From an entirely unexpected direction, a blur of hair, limbs, and cloth shot out of the shadows and flung itself into my arms. "OhmygodLisaIthoughtyouweregonnadie youwerebleedingfromeverywhere andAhrainandReynardgotzappedandKaylawassquished andKyewouldn'twakeup andthegroundmovedlikewham! andIdidn'tknowtheyweregonnafreezeyoulikethat pleasedon'tkillmeIdon'twantKyetodie..." She flung the words out as though they could carry the pain of their meaning away with the wind, barely giving herself time to form the sounds, much less take breath. When she finished, she buried her face in my chest and began bawling. She had so succinctly expressed our shared pain and fear that there was little to do but clutch her small frame to me and match her, sob for sob.

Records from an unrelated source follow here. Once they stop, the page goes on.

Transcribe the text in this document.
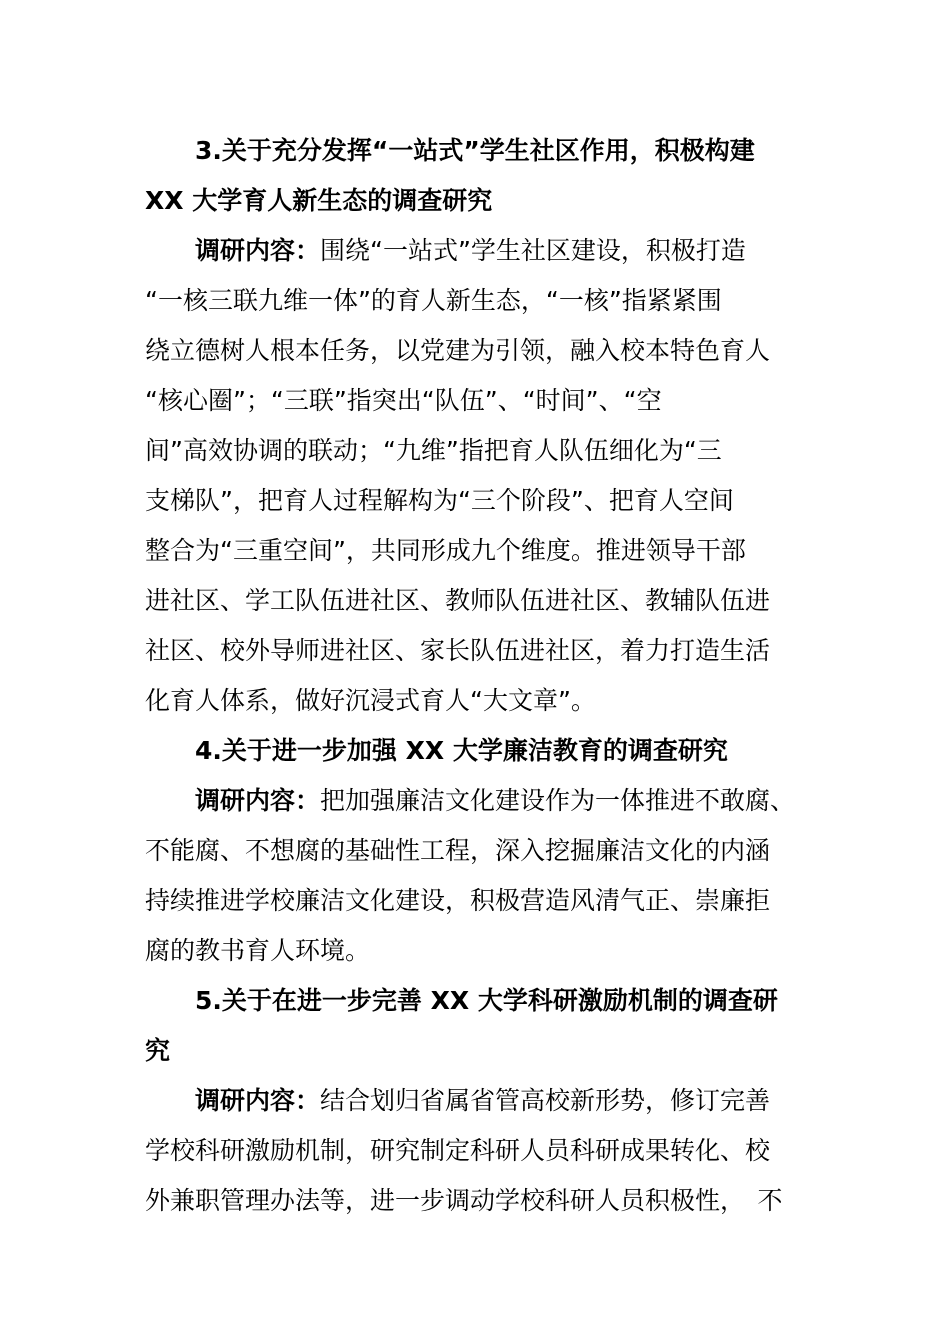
3.关于充分发挥“一站式”学生社区作用，积极构建
XX 大学育人新生态的调查研究
调研内容：围绕“一站式”学生社区建设，积极打造
“一核三联九维一体”的育人新生态，“一核”指紧紧围
绕立德树人根本任务，以党建为引领，融入校本特色育人
“核心圈”；“三联”指突出“队伍”、“时间”、“空
间”高效协调的联动；“九维”指把育人队伍细化为“三
支梯队”，把育人过程解构为“三个阶段”、把育人空间
整合为“三重空间”，共同形成九个维度。推进领导干部
进社区、学工队伍进社区、教师队伍进社区、教辅队伍进
社区、校外导师进社区、家长队伍进社区，着力打造生活
化育人体系，做好沉浸式育人“大文章”。
4.关于进一步加强 XX 大学廉洁教育的调查研究
调研内容：把加强廉洁文化建设作为一体推进不敢腐、
不能腐、不想腐的基础性工程，深入挖掘廉洁文化的内涵
持续推进学校廉洁文化建设，积极营造风清气正、崇廉拒
腐的教书育人环境。
5.关于在进一步完善 XX 大学科研激励机制的调查研
究
调研内容：结合划归省属省管高校新形势，修订完善
学校科研激励机制，研究制定科研人员科研成果转化、校
外兼职管理办法等，进一步调动学校科研人员积极性，　不
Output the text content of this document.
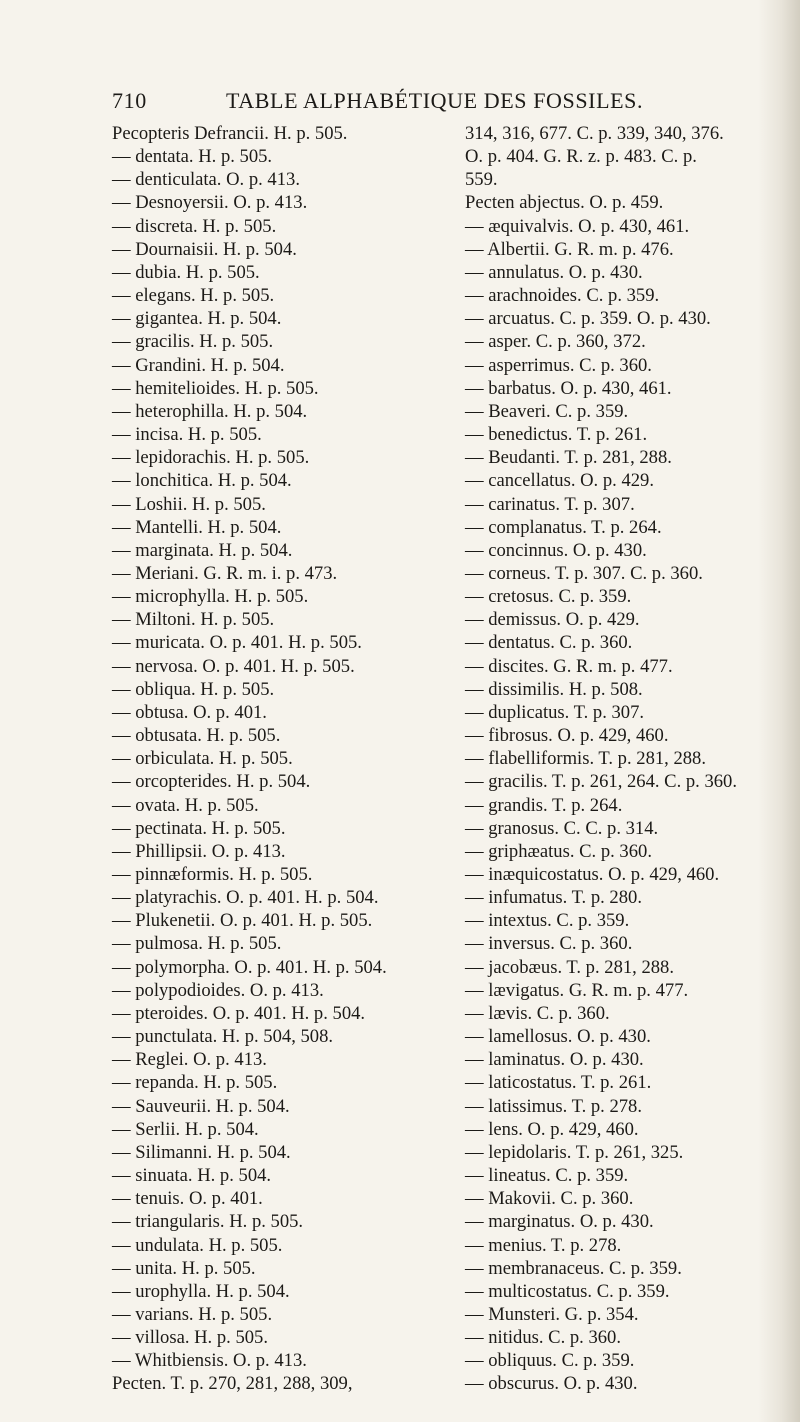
710	TABLE ALPHABÉTIQUE DES FOSSILES.
Pecopteris Defrancii. H. p. 505.
— dentata. H. p. 505.
— denticulata. O. p. 413.
— Desnoyersii. O. p. 413.
— discreta. H. p. 505.
— Dournaisii. H. p. 504.
— dubia. H. p. 505.
— elegans. H. p. 505.
— gigantea. H. p. 504.
— gracilis. H. p. 505.
— Grandini. H. p. 504.
— hemitelioides. H. p. 505.
— heterophilla. H. p. 504.
— incisa. H. p. 505.
— lepidorachis. H. p. 505.
— lonchitica. H. p. 504.
— Loshii. H. p. 505.
— Mantelli. H. p. 504.
— marginata. H. p. 504.
— Meriani. G. R. m. i. p. 473.
— microphylla. H. p. 505.
— Miltoni. H. p. 505.
— muricata. O. p. 401. H. p. 505.
— nervosa. O. p. 401. H. p. 505.
— obliqua. H. p. 505.
— obtusa. O. p. 401.
— obtusata. H. p. 505.
— orbiculata. H. p. 505.
— orcopterides. H. p. 504.
— ovata. H. p. 505.
— pectinata. H. p. 505.
— Phillipsii. O. p. 413.
— pinnæformis. H. p. 505.
— platyrachis. O. p. 401. H. p. 504.
— Plukenetii. O. p. 401. H. p. 505.
— pulmosa. H. p. 505.
— polymorpha. O. p. 401. H. p. 504.
— polypodioides. O. p. 413.
— pteroides. O. p. 401. H. p. 504.
— punctulata. H. p. 504, 508.
— Reglei. O. p. 413.
— repanda. H. p. 505.
— Sauveurii. H. p. 504.
— Serlii. H. p. 504.
— Silimanni. H. p. 504.
— sinuata. H. p. 504.
— tenuis. O. p. 401.
— triangularis. H. p. 505.
— undulata. H. p. 505.
— unita. H. p. 505.
— urophylla. H. p. 504.
— varians. H. p. 505.
— villosa. H. p. 505.
— Whitbiensis. O. p. 413.
Pecten. T. p. 270, 281, 288, 309,
314, 316, 677. C. p. 339, 340, 376.
O. p. 404. G. R. z. p. 483. C. p.
559.
Pecten abjectus. O. p. 459.
— æquivalvis. O. p. 430, 461.
— Albertii. G. R. m. p. 476.
— annulatus. O. p. 430.
— arachnoides. C. p. 359.
— arcuatus. C. p. 359. O. p. 430.
— asper. C. p. 360, 372.
— asperrimus. C. p. 360.
— barbatus. O. p. 430, 461.
— Beaveri. C. p. 359.
— benedictus. T. p. 261.
— Beudanti. T. p. 281, 288.
— cancellatus. O. p. 429.
— carinatus. T. p. 307.
— complanatus. T. p. 264.
— concinnus. O. p. 430.
— corneus. T. p. 307. C. p. 360.
— cretosus. C. p. 359.
— demissus. O. p. 429.
— dentatus. C. p. 360.
— discites. G. R. m. p. 477.
— dissimilis. H. p. 508.
— duplicatus. T. p. 307.
— fibrosus. O. p. 429, 460.
— flabelliformis. T. p. 281, 288.
— gracilis. T. p. 261, 264. C. p. 360.
— grandis. T. p. 264.
— granosus. C. C. p. 314.
— griphæatus. C. p. 360.
— inæquicostatus. O. p. 429, 460.
— infumatus. T. p. 280.
— intextus. C. p. 359.
— inversus. C. p. 360.
— jacobæus. T. p. 281, 288.
— lævigatus. G. R. m. p. 477.
— lævis. C. p. 360.
— lamellosus. O. p. 430.
— laminatus. O. p. 430.
— laticostatus. T. p. 261.
— latissimus. T. p. 278.
— lens. O. p. 429, 460.
— lepidolaris. T. p. 261, 325.
— lineatus. C. p. 359.
— Makovii. C. p. 360.
— marginatus. O. p. 430.
— menius. T. p. 278.
— membranaceus. C. p. 359.
— multicostatus. C. p. 359.
— Munsteri. G. p. 354.
— nitidus. C. p. 360.
— obliquus. C. p. 359.
— obscurus. O. p. 430.
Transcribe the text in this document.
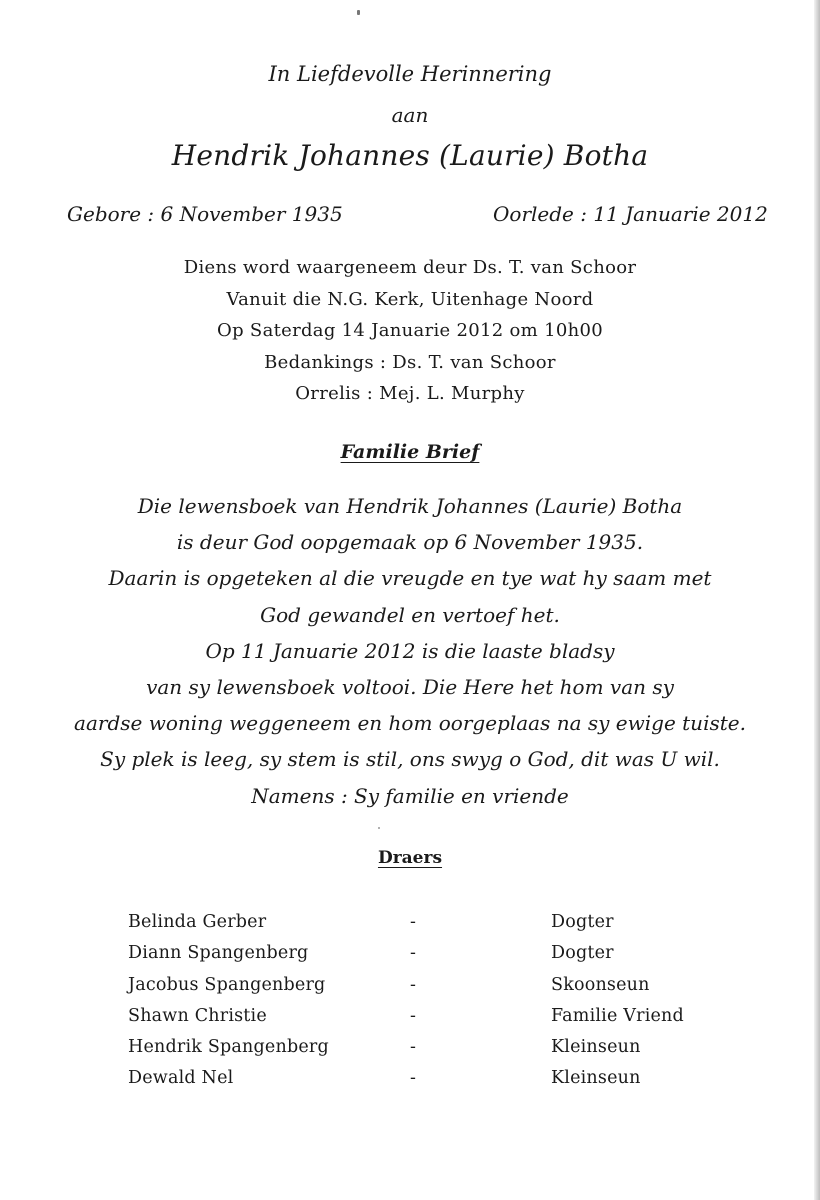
In Liefdevolle Herinnering
aan
Hendrik Johannes (Laurie) Botha
Gebore : 6 November 1935	Oorlede : 11 Januarie 2012
Diens word waargeneem deur Ds. T. van Schoor
Vanuit die N.G. Kerk, Uitenhage Noord
Op Saterdag 14 Januarie 2012 om 10h00
Bedankings : Ds. T. van Schoor
Orrelis : Mej. L. Murphy
Familie Brief
Die lewensboek van Hendrik Johannes (Laurie) Botha
is deur God oopgemaak op 6 November 1935.
Daarin is opgeteken al die vreugde en tye wat hy saam met
God gewandel en vertoef het.
Op 11 Januarie 2012 is die laaste bladsy
van sy lewensboek voltooi. Die Here het hom van sy
aardse woning weggeneem en hom oorgeplaas na sy ewige tuiste.
Sy plek is leeg, sy stem is stil, ons swyg o God, dit was U wil.
Namens : Sy familie en vriende
Draers
Belinda Gerber	-	Dogter
Diann Spangenberg	-	Dogter
Jacobus Spangenberg	-	Skoonseun
Shawn Christie	-	Familie Vriend
Hendrik Spangenberg	-	Kleinseun
Dewald Nel	-	Kleinseun
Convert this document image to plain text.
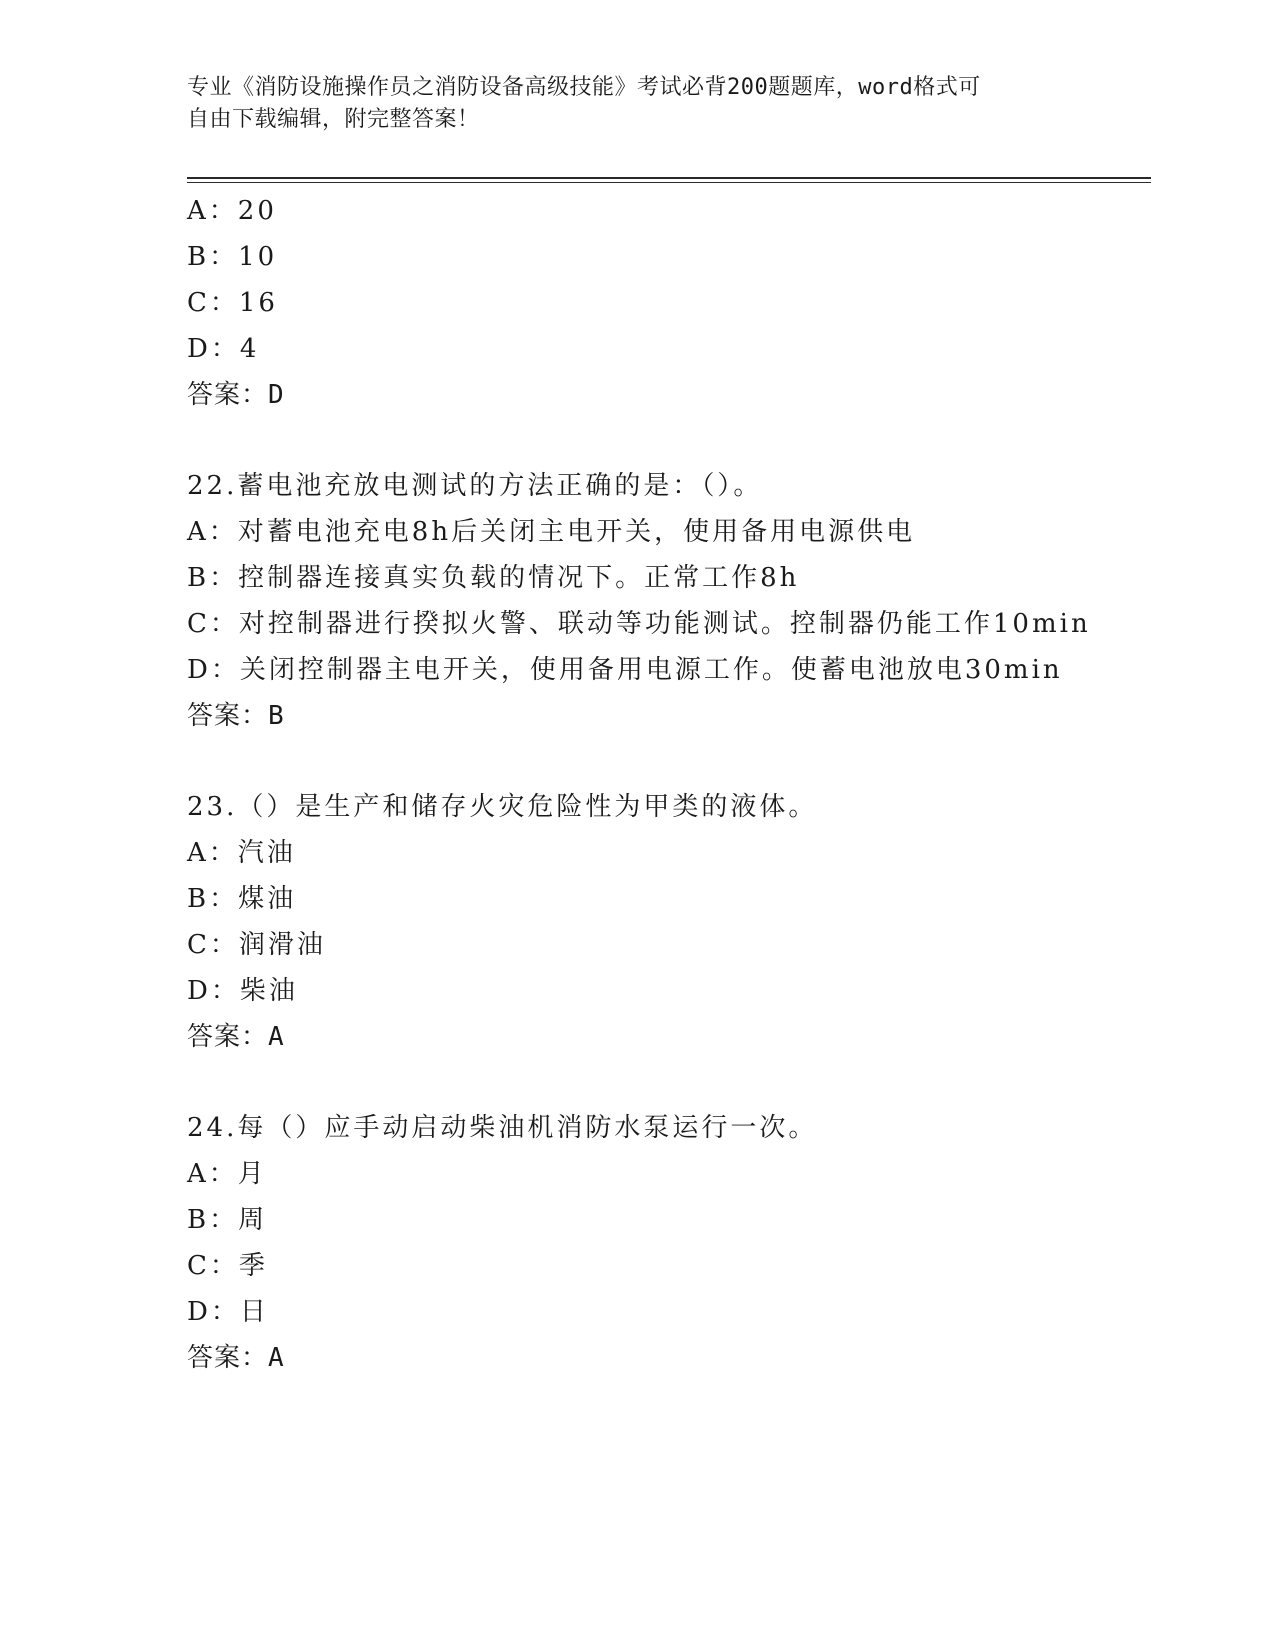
专业《消防设施操作员之消防设备高级技能》考试必背200题题库，word格式可
自由下载编辑，附完整答案！
A：20
B：10
C：16
D：4
答案：D
22.蓄电池充放电测试的方法正确的是：（）。
A：对蓄电池充电8h后关闭主电开关，使用备用电源供电
B：控制器连接真实负载的情况下。正常工作8h
C：对控制器进行揆拟火警、联动等功能测试。控制器仍能工作10min
D：关闭控制器主电开关，使用备用电源工作。使蓄电池放电30min
答案：B
23.（）是生产和储存火灾危险性为甲类的液体。
A：汽油
B：煤油
C：润滑油
D：柴油
答案：A
24.每（）应手动启动柴油机消防水泵运行一次。
A：月
B：周
C：季
D：日
答案：A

At long last, when we both ran out of tears, we laid together on my cot, her body curled against me and her hair tickling my nose, watching and listening to Kye breathe. Linli broke the rhythmic sound. "Is he gonna live?"

I took a shaky breath while I gathered my thoughts. "Of course. He's oath-bound to protect me, and I intend to put myself in the most mortal danger several more times. He'd never break his word to me." After a pause to swallow the tightness in my throat, I added, "Besides, do you think he could rest knowing that you and Kayla were running around unsupervised?"

She sniffled, said "Right," and was silent until she fell asleep. I eventually drifted off to the rhythms of Kye's breathing and her quiet snoring. She was gone when I awoke.

Please, wise Tyr and powerful Mystra and any other god who will listen, Kye is the very best of men and he deserves a rest in the land of peace beyond, but please don't let him have it yet. I'm lost without him.